Ese es precisamente el conflicto de Mary Shelley en la película…
Para la película utilicé la documentación que me iban pasando Hélène, mi mujer, y Antonio Saura hijo. Conforme la recibía, de una forma muy espontánea, dejándome llevar por un impulso visionario y dictando a Cristina Marsillach como si alguien me dictara a mí, escribí la película abducido por el espíritu de Mary Shelley. De ella trataba la película. Aunque, luego, el público optara por el Byron de Hugh Grant y muchas mujeres prefirieran identificarse con las neuróticas Mujeres al borde de un ataque de nervios (1988) de Almodóvar, en lugar de reconocerse en una mujer extraordinaria como Mary Shelley. Creo que la película es visionaria. Dejando de lado lo que realmente pasara allí –que probablemente nos resultaría muy decepcionante–, la historia de esos veraneantes aburridos, seguro, la historia me permitió a mí crear un mito nuevo, propio. También se consideró una película sobre el romanticismo, cosa cierta, pero la clave reside en su carácter ontológico y su inmersión en un auténtico proceso de creación. Una aventura que reemprendí en Don Juan en los infiernos…
Sí, ambas son sublimaciones de un mundo mítico. Pero, mientras que en Remando al viento tu relato no abandonaba el contexto en el que deambularon históricamente los personajes, en el caso de Don Juan en los infiernos abrías a Don Juan, más allá de su propio mito, a otras coordenadas: Patinir y El Bosco, la pintura flamenca, etc. Un poco como en el Casanova (1976) de Fellini.
Claro que el final sugiere a Patinir, pero nada debo al Casanova de Fellini, sino al Don Juan de Molière. Pero esos aspectos serían lo que se ha dado en llamar crítica fluvial y Don Juan en los infiernos ha suscitado también otra clase de apreciaciones. A mí me gusta recordarla como la hice y la vieron en su día y no pocos la vuelven a ver. Es una versión del mito diferente a todas. Es una de mis raras películas en la que tenía el final prefigurado de antemano. Generalmente son las historias las que me conducen a sus finales. Y, sin embargo, ese final de la laguna Estigia lo veía desde el principio. Es uno de los fragmentos de mis películas que conservo intacto en la memoria. El lago de Sanabria se portó muy bien. Hizo todo lo que sabía. Yo también.

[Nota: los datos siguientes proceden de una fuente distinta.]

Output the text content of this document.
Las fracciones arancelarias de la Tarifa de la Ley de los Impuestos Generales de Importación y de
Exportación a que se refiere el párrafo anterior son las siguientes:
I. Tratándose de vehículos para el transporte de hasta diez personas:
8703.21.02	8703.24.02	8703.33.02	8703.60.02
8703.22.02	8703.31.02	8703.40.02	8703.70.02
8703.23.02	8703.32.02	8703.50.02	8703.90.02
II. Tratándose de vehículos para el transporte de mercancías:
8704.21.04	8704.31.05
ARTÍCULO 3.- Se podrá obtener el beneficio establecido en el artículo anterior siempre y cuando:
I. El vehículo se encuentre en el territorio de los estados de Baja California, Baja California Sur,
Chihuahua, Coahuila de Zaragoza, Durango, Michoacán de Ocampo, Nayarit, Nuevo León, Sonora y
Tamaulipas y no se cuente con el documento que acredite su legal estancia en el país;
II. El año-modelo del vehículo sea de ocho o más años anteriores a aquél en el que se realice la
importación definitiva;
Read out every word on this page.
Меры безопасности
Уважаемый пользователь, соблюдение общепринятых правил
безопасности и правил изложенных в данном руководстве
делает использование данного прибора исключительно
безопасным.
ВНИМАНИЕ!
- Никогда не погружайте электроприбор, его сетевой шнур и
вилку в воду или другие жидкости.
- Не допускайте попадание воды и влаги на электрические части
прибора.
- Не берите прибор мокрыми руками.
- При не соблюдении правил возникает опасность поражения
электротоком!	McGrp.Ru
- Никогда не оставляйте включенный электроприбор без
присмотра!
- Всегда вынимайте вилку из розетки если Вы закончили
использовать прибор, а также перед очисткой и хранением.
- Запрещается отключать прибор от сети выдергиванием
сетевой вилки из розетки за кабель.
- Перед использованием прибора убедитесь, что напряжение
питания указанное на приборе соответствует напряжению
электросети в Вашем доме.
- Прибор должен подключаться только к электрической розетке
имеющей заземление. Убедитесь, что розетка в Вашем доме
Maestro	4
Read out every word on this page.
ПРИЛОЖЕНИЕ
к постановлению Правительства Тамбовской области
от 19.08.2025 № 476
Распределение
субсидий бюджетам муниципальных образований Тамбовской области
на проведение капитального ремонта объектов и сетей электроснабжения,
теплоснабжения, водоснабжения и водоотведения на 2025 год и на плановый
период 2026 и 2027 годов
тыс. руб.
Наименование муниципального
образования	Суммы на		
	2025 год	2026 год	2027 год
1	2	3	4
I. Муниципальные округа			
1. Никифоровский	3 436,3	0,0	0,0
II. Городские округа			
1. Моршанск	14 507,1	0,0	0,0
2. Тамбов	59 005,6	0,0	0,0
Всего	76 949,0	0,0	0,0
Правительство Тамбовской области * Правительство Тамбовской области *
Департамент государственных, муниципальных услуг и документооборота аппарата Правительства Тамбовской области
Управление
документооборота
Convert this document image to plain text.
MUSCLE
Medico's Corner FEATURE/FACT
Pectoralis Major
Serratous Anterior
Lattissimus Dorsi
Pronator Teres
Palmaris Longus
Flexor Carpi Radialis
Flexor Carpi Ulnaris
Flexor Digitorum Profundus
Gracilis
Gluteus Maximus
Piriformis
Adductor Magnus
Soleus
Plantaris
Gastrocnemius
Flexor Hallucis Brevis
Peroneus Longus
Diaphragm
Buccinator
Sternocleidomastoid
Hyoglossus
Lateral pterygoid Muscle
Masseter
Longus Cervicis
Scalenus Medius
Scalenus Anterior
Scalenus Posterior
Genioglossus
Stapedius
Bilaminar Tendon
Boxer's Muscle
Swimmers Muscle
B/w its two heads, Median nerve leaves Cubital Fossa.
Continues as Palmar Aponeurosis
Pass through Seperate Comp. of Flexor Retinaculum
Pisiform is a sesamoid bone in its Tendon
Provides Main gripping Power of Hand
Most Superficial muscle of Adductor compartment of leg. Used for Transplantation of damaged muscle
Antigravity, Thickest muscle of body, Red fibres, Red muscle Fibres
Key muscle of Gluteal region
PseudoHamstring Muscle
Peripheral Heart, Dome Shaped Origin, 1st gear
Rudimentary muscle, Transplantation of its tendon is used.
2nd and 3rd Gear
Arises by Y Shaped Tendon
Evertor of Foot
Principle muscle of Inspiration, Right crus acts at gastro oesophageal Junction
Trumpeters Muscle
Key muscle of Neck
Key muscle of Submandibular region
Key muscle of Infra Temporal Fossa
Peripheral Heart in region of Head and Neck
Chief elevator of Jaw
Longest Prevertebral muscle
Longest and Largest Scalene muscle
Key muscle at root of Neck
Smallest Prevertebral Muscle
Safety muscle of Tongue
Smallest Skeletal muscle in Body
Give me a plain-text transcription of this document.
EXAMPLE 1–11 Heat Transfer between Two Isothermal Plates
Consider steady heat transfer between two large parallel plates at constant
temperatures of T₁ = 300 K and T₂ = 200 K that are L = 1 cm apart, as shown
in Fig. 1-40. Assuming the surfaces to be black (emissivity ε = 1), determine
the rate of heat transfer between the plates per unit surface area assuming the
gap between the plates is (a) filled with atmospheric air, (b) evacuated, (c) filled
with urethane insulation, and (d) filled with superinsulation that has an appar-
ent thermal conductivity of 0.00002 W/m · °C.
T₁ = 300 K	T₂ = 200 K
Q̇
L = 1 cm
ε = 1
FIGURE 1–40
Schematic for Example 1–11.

¿No es el cine un poco un asunto de fantasmas?
Por supuesto, ¿no somos tú y yo los fantasmas que hicimos esta entrevista? Eso ya lo decía Joyce, que un fantasma era alguien que había cambiado simplemente de costumbres, de lugar… o de sombrero, añadiría yo. El cine, al verlo, resulta uno de los tributos inconscientes más claros a la muerte: a pesar de que los actores a los que estemos viendo sigan aún vivos, siempre lo que vemos son fantasmas... Pues bien, el cine es un fantasma de fantasmas. Sin el soporte literario sería solo un fuego fatuo.